Fittingly, it’s been a wicked two weeks in the October earnings season. I’ve heard or read everything from “it’s the end of the market as we know it” to “it’s the second coming.”
But, like I told you all along the way, this was a time of opportunity. At its low point, the market wiped out all of its gains for a year. Just when things looked their emotional bleakest, investors were jolted back to reality with the lowest unemployment rate in six years and some reassuring commentary from the Fed. So, they began to buy back in. In one week, we’re now back up by nearly 8% (in the S&P).

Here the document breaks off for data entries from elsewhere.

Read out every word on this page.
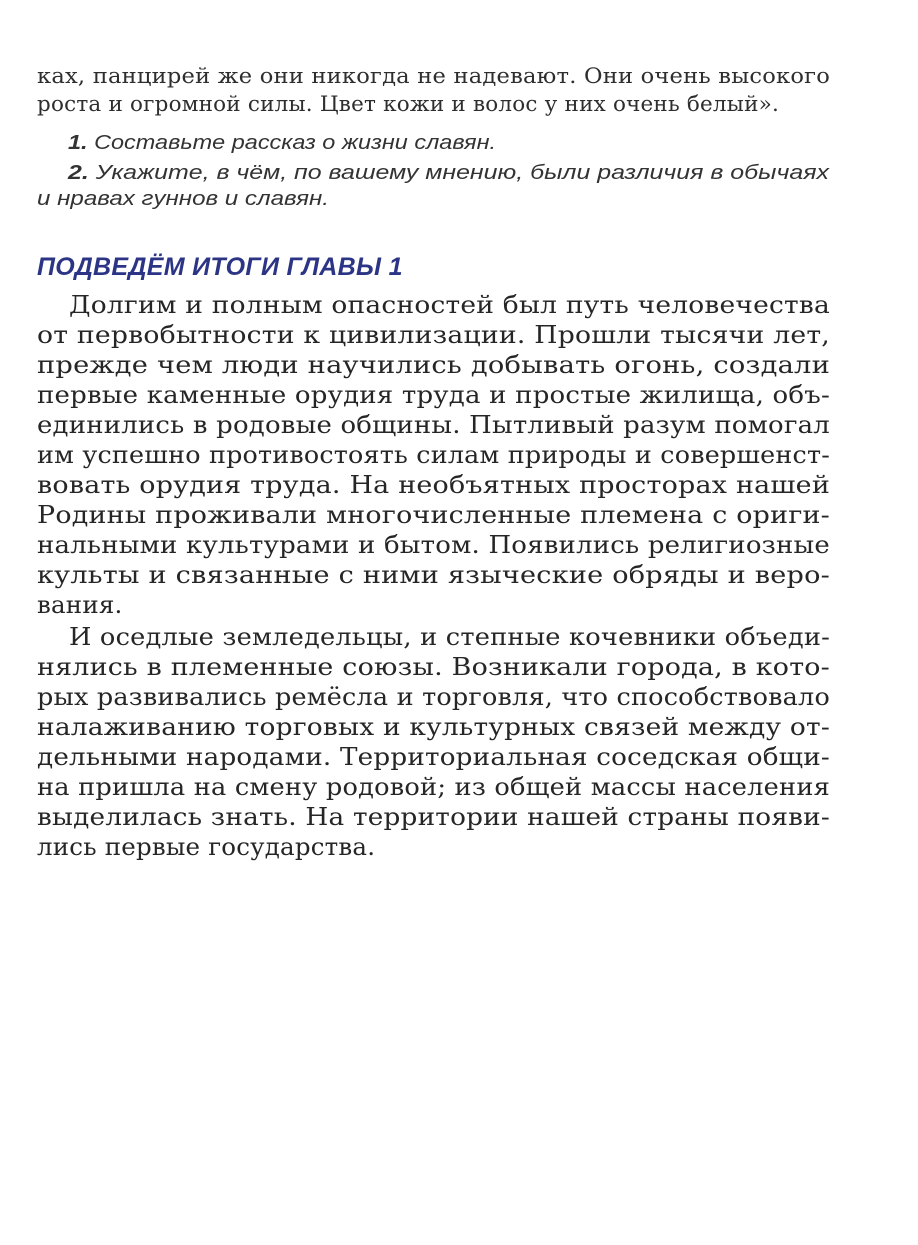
ках, панцирей же они никогда не надевают. Они очень высокого
роста и огромной силы. Цвет кожи и волос у них очень белый».
1. Составьте рассказ о жизни славян.
2. Укажите, в чём, по вашему мнению, были различия в обычаях
и нравах гуннов и славян.
ПОДВЕДЁМ ИТОГИ ГЛАВЫ 1
Долгим и полным опасностей был путь человечества
от первобытности к цивилизации. Прошли тысячи лет,
прежде чем люди научились добывать огонь, создали
первые каменные орудия труда и простые жилища, объ-
единились в родовые общины. Пытливый разум помогал
им успешно противостоять силам природы и совершенст-
вовать орудия труда. На необъятных просторах нашей
Родины проживали многочисленные племена с ориги-
нальными культурами и бытом. Появились религиозные
культы и связанные с ними языческие обряды и веро-
вания.
И оседлые земледельцы, и степные кочевники объеди-
нялись в племенные союзы. Возникали города, в кото-
рых развивались ремёсла и торговля, что способствовало
налаживанию торговых и культурных связей между от-
дельными народами. Территориальная соседская общи-
на пришла на смену родовой; из общей массы населения
выделилась знать. На территории нашей страны появи-
лись первые государства.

In other words, just as quickly as it started, “the crisis” is nearly over. Take a look at the following chart. Notice anything about how the market moves in times of crisis? Right, each “crisis” usually takes a month to run its course, pushing the market down 7-10% from it’s high, hits its low point at two weeks in, and normally resolves itself two weeks later. Of course, past performance is no guarantee of future results. But, it’s a nice reference point to the emotional nature of traders and the financial media.
Speaking of which; wonderfully, the day a well known talking head on Yahoo Finance said that the market dip was NOT a buying opportunity and that newbies should beware, was the day the market began to recover. HILARIOUS. He couldn’t have been more wrong.
So what have we learned? The market is prone to October fits of volatility during times of social (ebola), political (Russia, Ukraine, Euro Zone), and economic (earnings season) unrest. This is nothing new.
On the other hand, the INSANE level of emotion hitched to even a tiny whiff of Fed action is very dangerous. The Fed has become the Oxycontin of economic policy.
As such, though I added to our holdings at the recent sale prices, we are not by any means “all in.” I prefer to hold a nice cash stake for the next “crisis” buying opportunity.